程序代写代做代考 data science Excel database STT 301 Homework Assignment 2

STT 301 Homework Assignment 2

STT 301 Homework Assignment 2

Shawn Santo

September 25, 2017

Homework Assignment 2 is due Wednesday, October 4 at 11:00pm EST.

Instructions and Rubric

You must complete this individual homework assignment using R Markdown. You may modify this file to include your solutions. However, please be sure it only contains your solutions (delete the instructions, rubric, and any other extraneous details). Turn in only the R Markdown file (.Rmd). This file should be uploaded into the dropbox in D2L.

For any plots you create it is not required that you add labels, add a title, modify the scale, add a legend, etc. If you are interested in adding some basic options to your plots consider looking at http://www.statmethods.net/advgraphs/parameters.html.
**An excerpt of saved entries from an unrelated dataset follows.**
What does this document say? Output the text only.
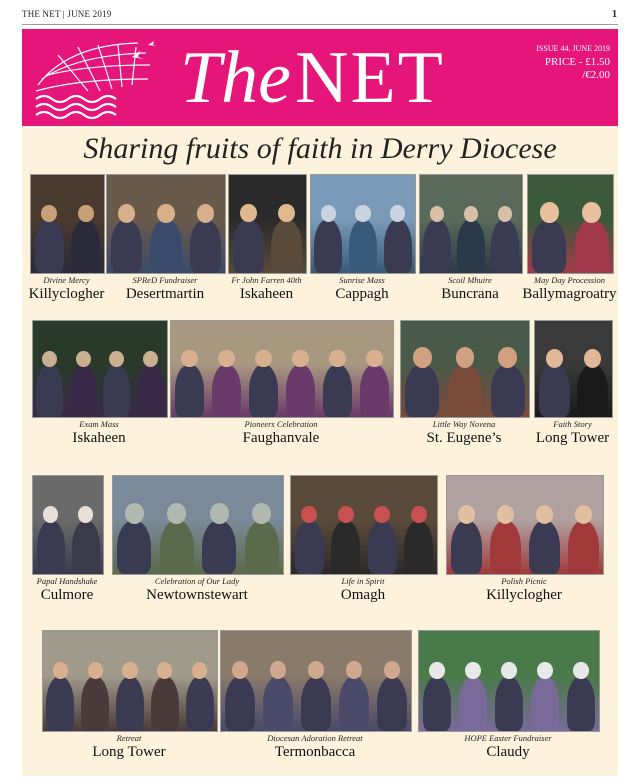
THE NET | JUNE 2019	1
The NET	ISSUE 44. JUNE 2019
PRICE - £1.50
/€2.00
Sharing fruits of faith in Derry Diocese
Divine Mercy
Killyclogher
SPReD Fundraiser
Desertmartin
Fr John Farren 40th
Iskaheen
Sunrise Mass
Cappagh
Scoil Mhuire
Buncrana
May Day Procession
Ballymagroatry
Exam Mass
Iskaheen
Pioneers Celebration
Faughanvale
Little Way Novena
St. Eugene’s
Faith Story
Long Tower
Papal Handshake
Culmore
Celebration of Our Lady
Newtownstewart
Life in Spirit
Omagh
Polish Picnic
Killyclogher
Retreat
Long Tower
Diocesan Adoration Retreat
Termonbacca
HOPE Easter Fundraiser
Claudy
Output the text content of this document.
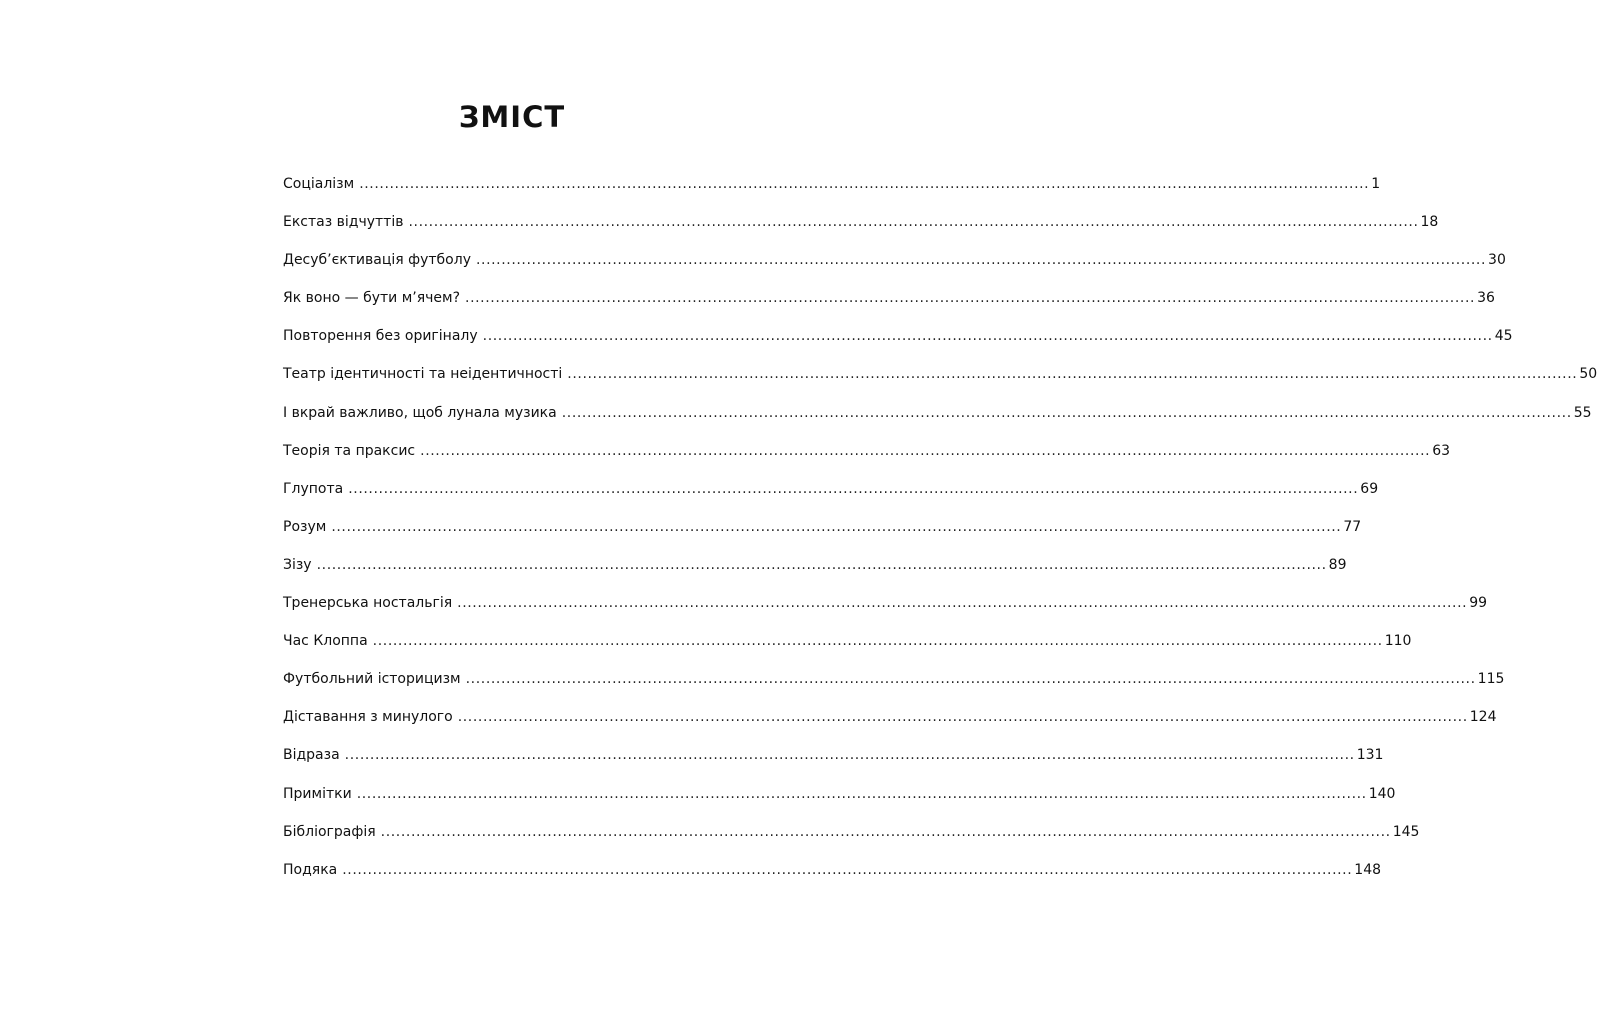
ЗМІСТ
Соціалізм ........................................................................................................................................................................................................ 1
Екстаз відчуттів ........................................................................................................................................................................................................ 18
Десуб’єктивація футболу ........................................................................................................................................................................................................ 30
Як воно — бути м’ячем? ........................................................................................................................................................................................................ 36
Повторення без оригіналу ........................................................................................................................................................................................................ 45
Театр ідентичності та неідентичності ........................................................................................................................................................................................................ 50
І вкрай важливо, щоб лунала музика ........................................................................................................................................................................................................ 55
Теорія та праксис ........................................................................................................................................................................................................ 63
Глупота ........................................................................................................................................................................................................ 69
Розум ........................................................................................................................................................................................................ 77
Зізу ........................................................................................................................................................................................................ 89
Тренерська ностальгія ........................................................................................................................................................................................................ 99
Час Клоппа ........................................................................................................................................................................................................ 110
Футбольний історицизм ........................................................................................................................................................................................................ 115
Діставання з минулого ........................................................................................................................................................................................................ 124
Відраза ........................................................................................................................................................................................................ 131
Примітки ........................................................................................................................................................................................................ 140
Бібліографія ........................................................................................................................................................................................................ 145
Подяка ........................................................................................................................................................................................................ 148
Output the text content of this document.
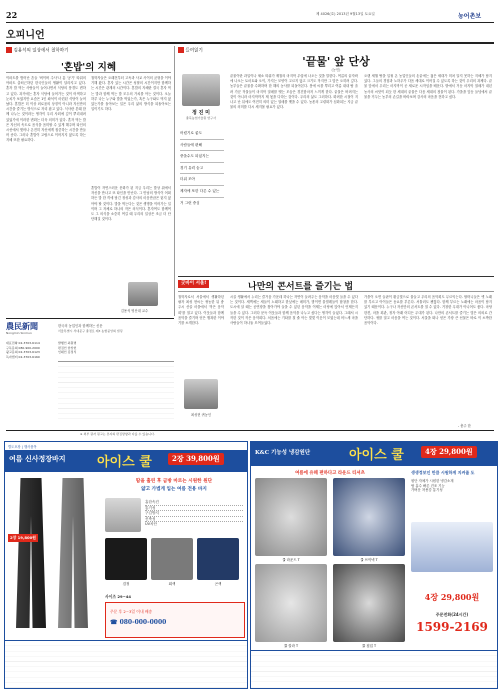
22	제 4026(호) 2013년 9월13일 토요일	농어촌보
오피니언
김용석의 일상에서 철학하기
'혼밥'의 지혜
이파트를 벗어난 흔들 '버이버 주사'나 흩 '공기' 따위의 아파트 출퇴근하던 한국인들의 생활이 달라지고 있다. 혼자 밥 먹는 사람들이 늘어나면서 식당의 풍경도 변하고 있다. 과거에는 혼자 식당에 들어가는 것이 어색하고 눈치가 보였지만 요즘은 1인 좌석이 마련된 식당이 늘어났다. 혼밥은 더 이상 외로움의 상징이 아니라 자신만의 시간을 즐기는 방식으로 자리 잡고 있다. 식사란 본래 함께 나누는 것이라는 생각이 우리 사회에 깊이 뿌리내려 있었기에 이러한 변화는 더욱 의미가 있다. 혼자 먹는 밥은 자신의 속도로 음식을 음미할 수 있게 해주며 타인의 시선에서 벗어나 온전히 자신에게 집중하는 시간을 만들어 준다. 그러나 혼밥이 고립으로 이어지지 않도록 하는 지혜 또한 필요하다.
철학자들은 오래전부터 고독과 사교 사이의 균형을 이야기해 왔다. 혼자 있는 시간은 성찰의 시간이지만 함께하는 시간은 관계의 시간이다. 혼밥의 지혜란 결국 혼자 먹는 밥과 함께 먹는 밥 모두의 가치를 아는 것이다. 오늘 하루 나는 누구와 밥을 먹었는가, 혹은 누구와도 먹지 않았는가를 돌아보는 일은 우리 삶의 방식을 되돌아보는 일이기도 하다.
혼밥이 자연스러운 문화가 된 지금 우리는 밥상 위에서 자신을 만나고 또 타인을 만난다. 그 만남의 방식이 어떠하든 밥 한 끼에 담긴 정성과 감사의 마음만큼은 잃지 않아야 할 것이다. 밥을 먹는다는 것은 생명을 이어가는 일이며 그 자체로 하나의 작은 의식이다. 혼자여도 함께여도 그 의식을 소중히 여길 때 우리의 일상은 조금 더 단단해질 것이다.
김용석 영산대 교수
들여읽기
'끝물' 앞 단상
(농민)
정 진 미
충북농업기술원 연구사
어렸기로 좋도
사람들에 편해
중을수도 되었지는
경기 유력 숨고
더위 모아
제자에 또한 다른 수 있는
거 그런 중심
끝물이란 과일이나 채소 따위가 제철의 마지막 무렵에 나오는 것을 말한다. 여름의 끝자락에 나오는 토마토와 오이, 가지는 모양이 고르지 않고 크기도 작지만 그 맛은 오히려 깊다. 농부들은 끝물을 수확하며 한 해의 농사를 되돌아본다. 봄에 씨를 뿌리고 여름 내내 땀 흘려 가꾼 작물들이 마지막 열매를 맺는 모습은 경건함마저 느끼게 한다. 끝물은 버려지는 것이 아니라 마지막까지 제 몫을 다하는 것이다. 우리의 삶도 그러하다. 화려한 시절이 지나고 난 뒤에도 여전히 의미 있는 열매를 맺을 수 있다. 농촌의 고령화가 심화되는 지금 끝물의 의미를 다시 새겨볼 필요가 있다.
오랜 세월 땅을 일궈 온 농업인들의 손끝에는 젊은 세대가 미처 알지 못하는 지혜가 담겨 있다. 그들의 경험과 노하우가 다음 세대로 이어질 수 있도록 하는 것이 우리의 과제다. 끝물 앞에서 우리는 마지막이 곧 새로운 시작임을 배운다. 밭에서 거둔 마지막 열매가 내년 농사의 씨앗이 되듯 한 세대의 끝물은 다음 세대의 첫물이 된다. 가을을 앞둔 들녘에서 끝물을 거두는 농부의 손길을 바라보며 감사의 마음을 전하고 싶다.
굿바이 서울!	나만의 콘서트를 즐기는 법
철학자로서 서울에서 생활하던 필자 최성 현씨는 귀농한 뒤 충주시 산골 마을에서 '작은 음악회'를 열고 있다. 이웃들과 함께 음악을 즐기며 얻은 행복한 이야기를 소개한다.
최성현 귀농인
시골 생활에서 누리는 즐거움 가운데 하나는 자연이 들려주는 음악을 마음껏 들을 수 있다는 것이다. 새벽에는 새들이 노래하고 한낮에는 매미가, 밤이면 풀벌레들이 합창을 한다. 도시에 살 때는 공연장을 찾아가야 들을 수 있던 음악을 이제는 마당에 앉아서 언제든지 들을 수 있다. 그러다 문득 이웃들과 함께 음악을 나누고 싶다는 생각이 들었다. 그래서 시작한 것이 작은 음악회다. 처음에는 기타를 칠 줄 아는 몇몇 이웃이 모였는데 어느새 마을 사람들이 하나둘 모여들었다.
가을이 오면 들판이 황금빛으로 물들고 우리의 음악회도 무르익는다. 할머니들은 옛 노래를 부르고 아이들은 동요를 부른다. 서툴러도 괜찮다. 함께 부르는 노래에는 마음이 담겨 있기 때문이다. 누구나 자신만의 콘서트를 열 수 있다. 거창한 무대가 아니어도 좋다. 마당 한켠, 마을 회관, 정자 아래 어디든 무대가 된다. 나만의 콘서트를 즐기는 법은 의외로 간단하다. 귀를 열고 마음을 여는 것이다. 서울을 떠나 얻은 가장 큰 선물은 바로 이 소박한 음악이다.
- 충주 한
農民新聞
Nongmin Sinmun
한국의 농업인과 함께하는 신문
서울특별시 서대문구 충정로 제3 농협중앙회 빌딩
대표전화 02-3703-6114
구독문의 080-900-2000
광고문의 02-3703-6123
독자센터 02-3703-6160
발행인 최원병
편집인 한상헌
인쇄인 김정식
※ 외부 필자 원고는 본지의 편집방향과 다를 수 있습니다.
별도포장 | 행사품목
여름 신사정장바지 아이스 쿨	2장 39,800원
2장 19,800원
땀을 흘린 후 금방 마르는 시원한 원단
얇고 가볍게 입는 여름 전용 바지
흡한속건
통기성
구김방지
신축성
UV차단
검정	회색	곤색
사이즈 29~44
주문 후 2~3일 이내 배송
☎ 080-000-0000
K&C 기능성 냉감원단	아이스 쿨	4장 29,800원
여름에 유해 편하다고 라운드 티셔츠
쿨 라운드 T	쿨 브이넥 T
쿨 칼라 T	쿨 집업 T
생생정보인 만큼 시원하게 지켜줄 도
원단 자체가 시원한 냉감소재
땀 흡수 빠른 건조 기능
가벼운 착용감 통기성
4장 29,800원
주문전화(24시간)
1599-2169
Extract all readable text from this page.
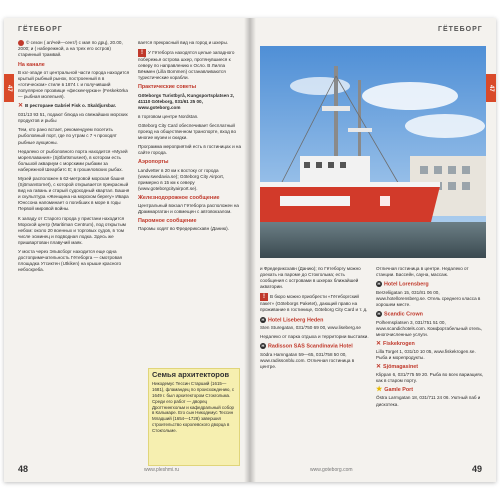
ГЁТЕБОРГ
47

© сезон ( ап/чей—сент/) с мая по дрц), 20.00, 2000; и ( набережной, а на трех его остров) старинный трамвай.

На канале

В кзг-эпаде от центральной части города находится крытый рыбный рынок, построенный в в «готическом» стиле в 1874 г. и получивший популярное прозвище «фескекчуркан» (Feskekörka — рыбная молельня).

✕ В ресторане Gabriel Fisk o. Skaldjursbar.

031/13 93 51, подают блюда из свежайших морских продуктов и рыбы

Тем, кто рано встает, рекомендуем посетить рыболовный порт, где по утрам с 7 ч проходят рыбные аукционы.

Недалеко от рыболовного порта находится «Музей мореплавания» (Sjöfartsmuseet), в котором есть большой аквариум с морскими рыбами за набережной Шеарбитс Е; в грошеловских рыбах.

Музей расположен в 62-метровой морская башня (Sjömanstornet), с которой открывается прекрасный вид на гавань и старый судоходный квартал. Башня и скульптура «Женщина на морском берегу» Ивара Юнссона напоминает о погибших в море в годы Первой мировой войны.

К западу от Старого города у пристани находится Морской центр (Maritiman Centrum), под открытым небом: около 20 военных и торговых судов, в том числе эсминец и подводная лодка. Здесь же пришвартован плавучий маяк.

У моста через Эльвсборг находится еще одна достопримечательность Гётеборга — смотровая площадка Утсиктен (Utkiken) на крыше красного небоскреба.

вается прекрасный вид на город и шхеры.

! У Гётеборга находятся целые западного побережья острова шхер, протянувшиеся к северу по направлению к Осло. В Лилла Бёммен (Lilla Bommen) останавливаются туристические корабли.

Практические советы

Göteborgs Turistbyrå, Kungsportsplatsen 2, 41110 Göteborg, 031/61 25 00, www.goteborg.com

в торговом центре Nordstan.

Göteborg City Card обеспечивает бесплатный проезд на общественном транспорте, вход во многие музеи и скидки.

Программа мероприятий есть в гостиницах и на сайте города.

Аэропорты

Landvetter в 20 км к востоку от города (www.swedavia.se); Göteborg City Airport, примерно в 15 км к северу (www.goteborgcityairport.se).

Железнодорожное сообщение

Центральный вокзал Гётеборга расположен на Драммаргатан и совмещен с автовокзалом.

Паромное сообщение

Паромы ходят во Фредериксхавн (Данию).

Семья архитекторов
Никодемус Тессин Старший (1615—1681), фламандец по происхождению, с 1649 г. был архитектором Стокгольма. Среди его работ — дворец Дроттнингхольм и кафедральный собор в Кальмаре. Его сын Никодемус Тессин Младший (1654—1728) завершил строительство королевского дворца в Стокгольме.
48	www.pleshmi.ru
ГЁТЕБОРГ
47

и Фредериксхавн (Данию); по Гётеборгу можно доехать на пароме до Стокгольма; есть сообщения с островами в шхерах ближайшей акватории.

! В бюро можно приобрести «Гётеборгский пакет» (Göteborgs Paketet), дающий право на проживание в гостинице, Göteborg City Card и т. д.

H Hotel Liseberg Heden

Sten Sturegatan, 031/750 69 00, www.liseberg.se

Недалеко от парка отдыха и территории выставки.

H Radisson SAS Scandinavia Hotel

Södra Hamngatan 59—65, 031/758 50 00, www.radissonblu.com. Отличная гостиница в центре.

Отличная гостиница в центре. Недалеко от станции. Бассейн, сауна, массаж.

H Hotel Lorensberg

Berzeliigatan 15, 031/81 06 00, www.hotellorensberg.se. Отель среднего класса в хорошем месте.

H Scandic Crown

Polhemsplatsen 3, 031/751 51 00, www.scandichotels.com. Комфортабельный отель, многочисленные услуги.

✕ Fiskekrogen

Lilla Torget 1, 031/10 10 05, www.fiskekrogen.se. Рыба и морепродукты.

✕ Sjömagasinet

Klippan 6, 031/775 59 20. Рыба во всех вариациях, как в старом порту.

★ Gamle Port

Östra Larmgatan 18, 031/711 24 06. Уютный паб и дискотека.

49
www.goteborg.com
Some of the questions are open-ended, and there is not a correct or incorrect answer. I am interested in you providing good commentary/explanations of what you are doing in the R Markdown file. You only need to provide commentary where it is stated. Remember, part of data science is communicating your results.

Total: 10 points
Correctness: Point values for the question and their respective part(s) are listed. Deductions will be made at the discretion of the grader.
Late Submission: -1.0 point
Knitting: -0.5 points if the Rmd file does not knit
Style: Use a third-level header to off-set each question in your solutions – as is done below. For questions with multiple parts, use fourth level headers to off-set the parts in your solutions – as is done below. Coding style is very important. You will receive a deduction of up to 1.0 point if you do not adhere to good coding style.
No deduction if
appropriate variable use and naming
appropriate function use
good code commenting
consistent style

-0.5 points if two of the above are not satisfied
-1.0 point if three or more of the above are not satisfied

Required Data: nypd_2016.csv, variables_nypd_2016

Required Packages: rgdal, RColorBrewer, classInt

The stop-question-and-frisk (SQF) program, or stop-and-frisk, in New York City, is a New York City Police Department practice of temporarily detaining, questioning, and at times searching civilians on the street for weapons and other contraband. The NYPD SQF database is publicly available at http://www1.nyc.gov/site/nypd/stats/reports-analysis/stopfrisk.page and contains a plethora of information about every individual stop-question-and-frisk. We will use the 2016 data set only. The CSV file nypd_2016 and Microsoft Excel file variables_nypd_2016 are available on D2L and should be downloaded for use in this assignment. The file named nypd_2016 is the data you will read into R using the read.csv function below (code is given). The file named variables_nypd_2016 contains descriptions of the variables and values for the various labels. You will want to reference this document repeatedly throughout the assignment (you do not need to read it into R). Additionally, you will need to install and load the required packages listed above. Remember, the function install.packages() will install a package and the function library() will load the package once installed.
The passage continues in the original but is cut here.